I only use three turning tools to turn the rungs. A 3/8″ wide beading & parting tool is used for turning the tenons. A 3/8″ wide bedan would also work. I use a 1" roughing gouge for rough shaping the body of the rung. This is a little small for a roughing gouge, but it is what I learned on and what I am used to. Brian uses a 2″ shallow gouge for rough shaping. And finally, I use a 1″ skew chisel for a smooth, finished surface on the body of the rung.
I find that turning tools require frequent sharpening. Because of this I hollow grind all the primary bevels and then freehand hone the micro-bevels. For the roughing gouge (left) I use the Oneway Wolverine Grinding Jig with the V arm attachment to hollow grind the bevel. For the skew chisel (center) and the parting tool (right) I use the Wolverine 3″ x 5″ platform jig attachment and freehand the hollow grind. Both the skew chisel and the parting tool use the same grinding angle.
Here are the same tools with a honed micro-bevel.
And here is my sharpening set-up. On the left is a 600 grit diamond stone. I use this stone for shaping the micro-bevel. On the right is a steel plate with 3 micron diamond compound for honing the micro-bevel. Both stones are lubricated with a little camellia oil. The parting tool and the skew chisel are both honed on this pair of stones. For the roughing gouge I hone the bevel with a small diamond paddle, then remove the burr with a conical diamond hone (sandpaper on a dowel would also work).
There is one more tool that is critical to getting an accurately sized tenon.

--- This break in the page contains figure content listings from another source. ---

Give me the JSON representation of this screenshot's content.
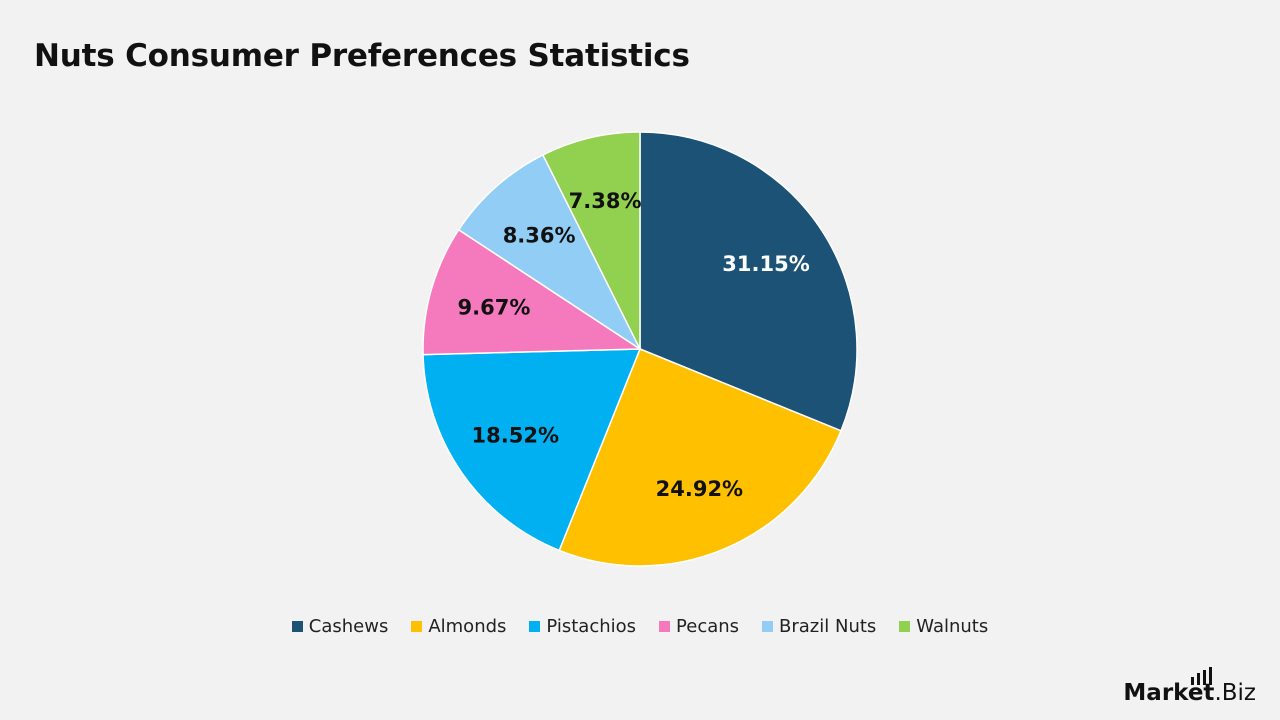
{
  "title": "Nuts Consumer Preferences Statistics",
  "chart_data": {
    "type": "pie",
    "title": "Nuts Consumer Preferences Statistics",
    "slices": [
      {
        "name": "Cashews",
        "value": 31.15,
        "label": "31.15%",
        "color": "#1b5276",
        "label_color": "#ffffff"
      },
      {
        "name": "Almonds",
        "value": 24.92,
        "label": "24.92%",
        "color": "#ffc000",
        "label_color": "#111111"
      },
      {
        "name": "Pistachios",
        "value": 18.52,
        "label": "18.52%",
        "color": "#00b0f0",
        "label_color": "#111111"
      },
      {
        "name": "Pecans",
        "value": 9.67,
        "label": "9.67%",
        "color": "#f57abd",
        "label_color": "#111111"
      },
      {
        "name": "Brazil Nuts",
        "value": 8.36,
        "label": "8.36%",
        "color": "#92cdf5",
        "label_color": "#111111"
      },
      {
        "name": "Walnuts",
        "value": 7.38,
        "label": "7.38%",
        "color": "#92d050",
        "label_color": "#111111"
      }
    ],
    "start": "top",
    "direction": "clockwise",
    "legend_position": "bottom"
  },
  "branding": {
    "logo_main": "Market",
    "logo_suffix": ".Biz"
  }
}
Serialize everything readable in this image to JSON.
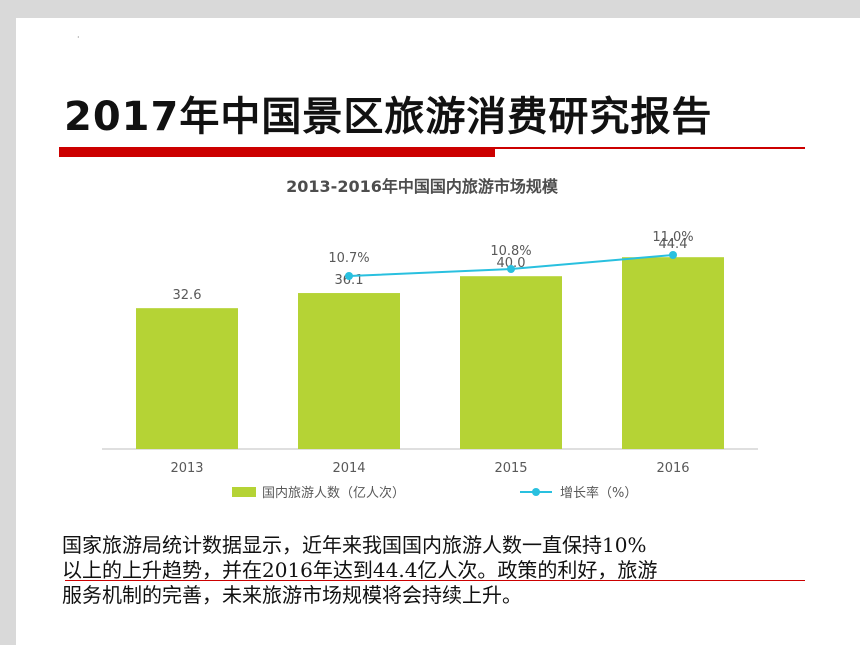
{
  "slide": {
    "dot_mark": "·",
    "title": "2017年中国景区旅游消费研究报告",
    "paragraph_lines": [
      "国家旅游局统计数据显示，近年来我国国内旅游人数一直保持10%",
      "以上的上升趋势，并在2016年达到44.4亿人次。政策的利好，旅游",
      "服务机制的完善，未来旅游市场规模将会持续上升。"
    ],
    "colors": {
      "accent_red": "#cc0000",
      "frame_gray": "#d9d9d9"
    }
  },
  "chart_data": {
    "type": "bar",
    "title": "2013-2016年中国国内旅游市场规模",
    "categories": [
      "2013",
      "2014",
      "2015",
      "2016"
    ],
    "series": [
      {
        "name": "国内旅游人数（亿人次）",
        "type": "bar",
        "values": [
          32.6,
          36.1,
          40.0,
          44.4
        ],
        "labels": [
          "32.6",
          "36.1",
          "40.0",
          "44.4"
        ],
        "color": "#b5d335"
      },
      {
        "name": "增长率（%）",
        "type": "line",
        "values": [
          null,
          10.7,
          10.8,
          11.0
        ],
        "labels": [
          null,
          "10.7%",
          "10.8%",
          "11.0%"
        ],
        "color": "#29c0df"
      }
    ],
    "legend_position": "bottom",
    "grid": false
  }
}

It would be virtually impossible to set a normal caliper to measure the tenon diameter to an accuracy of plus-or-minus 2 thousandths. Instead I use a wrench that has been fine tuned to measure exactly .625″ (5/8″). There are two ways to do this. In the photo below I have taken a 19/32″ wrench — these are fairly easy to find at flea markets — and filed it open to .625″. Another option is to use a 5/8″ wrench. The only problem with a 5/8″ wrench is that the opening is actually greater than 5/8″. Brian heats up the wrench and then hammers it closed until the opening is reduced to .625″. Always test the tenons created with your wrench and compare the diameter of the tenon with the diameter of the drill bit used for mortising to make sure that they match.
Light Bulb Kiln
In order to dry the rung blanks to a bone-dry state I use a small light bulb kiln. About a week before I want to turn the rungs I place them in the kiln. After that amount of time the rungs will be bone-dry, about 4% or so. After turning, the rungs are placed back in the kiln until they are needed for assembly. This kiln is a simple plywood box with insulation on the inside. It is heated to between 125°F and 140°F with a single 100 watt incandescent light bulb. I control the heat by keeping the door slightly open with a wedge. There are holes in the top that I can cover or uncover to further regulate the heat. These holes are also used to hold parts used in some of the advanced chairs that only require a single tenon end to be dried. This kiln measures approximately 18″ x 18″ x 30″ and can hold about 30 rungs.
I’ve lined the interior of the kiln with foil-faced bubble insulation. Half-inch foil-faced foam insulation will also work. There are three wooden racks for holding the rungs. Below the bottom rack and above the light bulb is a 11″ x 17″ piece of sheet metal on a metal rack which deflects the heat from the bulb and keeps it from burning the rung blanks. I monitor the temperature with an oven thermometer. I use a single 100 watt incandescent bulb. Given that these bulbs are hard to come by you might need to use two or three lower wattage bulbs. Be sure that the light sockets you use are rated for the wattage of the bulb. This is a porcelain socket which can easily handle a 100 watt bulb. The scraps of wood at the bottom of the kiln will be used for making pins for the slats.